ISSB standards to provide consistent global baseline

Corporate reporting of sustainability-related information takes a significant step forward with the publication of two ground-breaking global standards.

 

ACCA welcomes the publication of two standards from ISSB (the International Sustainability Standards Board) IFRS S1 General Requirements for Disclosure of Sustainability-related Financial Information and IFRS S2 Climate-related Disclosures.

 

Helen Brand, ACCA chief executive, said: ‘The launch of these first two global sustainability standards is an important and significant step forward in business reporting, providing a global baseline for comparable information on sustainability issues, which will help investors, financial markets and society more widely.
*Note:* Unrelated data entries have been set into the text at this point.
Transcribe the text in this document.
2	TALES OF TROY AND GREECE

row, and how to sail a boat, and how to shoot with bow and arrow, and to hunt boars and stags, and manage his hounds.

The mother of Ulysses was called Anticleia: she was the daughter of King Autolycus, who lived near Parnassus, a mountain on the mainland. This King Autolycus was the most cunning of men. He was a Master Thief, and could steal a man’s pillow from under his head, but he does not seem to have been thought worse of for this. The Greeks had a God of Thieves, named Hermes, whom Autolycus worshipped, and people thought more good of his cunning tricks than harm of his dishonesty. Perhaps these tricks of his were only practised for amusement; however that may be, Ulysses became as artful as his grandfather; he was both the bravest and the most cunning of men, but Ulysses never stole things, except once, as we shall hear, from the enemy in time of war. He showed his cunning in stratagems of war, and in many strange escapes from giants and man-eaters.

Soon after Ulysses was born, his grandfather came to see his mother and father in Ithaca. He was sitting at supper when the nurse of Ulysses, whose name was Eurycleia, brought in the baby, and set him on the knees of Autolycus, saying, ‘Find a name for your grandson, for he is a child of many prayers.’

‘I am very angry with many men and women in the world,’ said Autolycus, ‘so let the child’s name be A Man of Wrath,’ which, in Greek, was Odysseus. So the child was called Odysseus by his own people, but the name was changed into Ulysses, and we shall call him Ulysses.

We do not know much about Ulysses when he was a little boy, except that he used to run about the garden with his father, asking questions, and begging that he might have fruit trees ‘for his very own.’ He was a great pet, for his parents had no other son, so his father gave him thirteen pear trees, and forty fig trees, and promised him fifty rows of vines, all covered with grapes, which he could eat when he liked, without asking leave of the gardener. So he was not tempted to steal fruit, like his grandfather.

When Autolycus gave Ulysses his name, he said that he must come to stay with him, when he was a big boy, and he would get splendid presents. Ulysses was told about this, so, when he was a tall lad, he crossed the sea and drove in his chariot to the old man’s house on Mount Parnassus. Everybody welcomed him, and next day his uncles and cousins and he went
The focus they provide will help drive the positive changes we need in the way businesses operate in the face of the threat from climate change.

 

‘ACCA will continue to support the ISSB’s important work. The influence of the accountancy profession – with its members working inside and advising businesses across the world – means it has a hugely important role to play in creating a better, more sustainable world that works for everyone. Consistent global standards are a key part of that picture and we look forward to playing our role in driving their success.’

 

The first corporate reports aligned with the new standards will be for 2024 reports published in 2025 with the picture varying by jurisdiction. In some jurisdictions large and listed companies and public interest entities will be required to publish sustainability reports as early as 2025. And SMEs may well be required to provide sustainability reporting as part of value chain reporting.

 

Assad Hameed Khan, head of ACCA Pakistan, said: ‘These standards will make sustainability reporting more consistent, connected and meaningful. Importantly, they mark the early stages of the work accountancy professionals are achieving in driving systematic changes in sustainability reporting and its integration with financial reporting. They will drive wider changes too as sustainability reporting is likely to drive sustainability-led strategies, and there will be operational changes required to implement them and their reporting. Investors will see this as the start of providing the information they require to allocate capital more efficiently and responsibly.’

 

‘We look forward to continuing to work with the ISSB and other stakeholders in playing our part to build sustainability reporting capacity and tackle the climate emergency.’

 

Building on the framework for Integrated Reporting <IR>, IFRS S1 emphasises the need for consistency and connection between financial statements and sustainability reporting. Those using the standards are expected to explain linkages in information and use consistent assumptions.

 

IFRS S2 incorporates The Task Force on Climate-Related Financial Disclosures’ (TCFD) recommendations and guidance including the structure of governance, strategy, risk management metrics/targets.

 

Companies which are already reporting by TCFD are well on their way to complying with ISSB.

 

ACCA has been closely involved with the creation of the standards and has worked with the ISSB improving and refining the original draft standard. We also continue to work to develop the accountancy profession’s role in driving sustainability, for example through our ‘Accounting for a better world’ agenda for action, which seeks to drive and highlight the role of accountants in creating a fairer and more sustainable world.

 

Sustainability has been part of the ACCA Qualification since 2013, when Integrated Reporting <IR>, was added to the syllabus. In addition to sustainability reporting, the syllabus now includes topics such as social and environmental assurance, environmental tax, and internal control and management systems for sustainability and environmental reporting. We also offer a wide range of CPD courses in this area.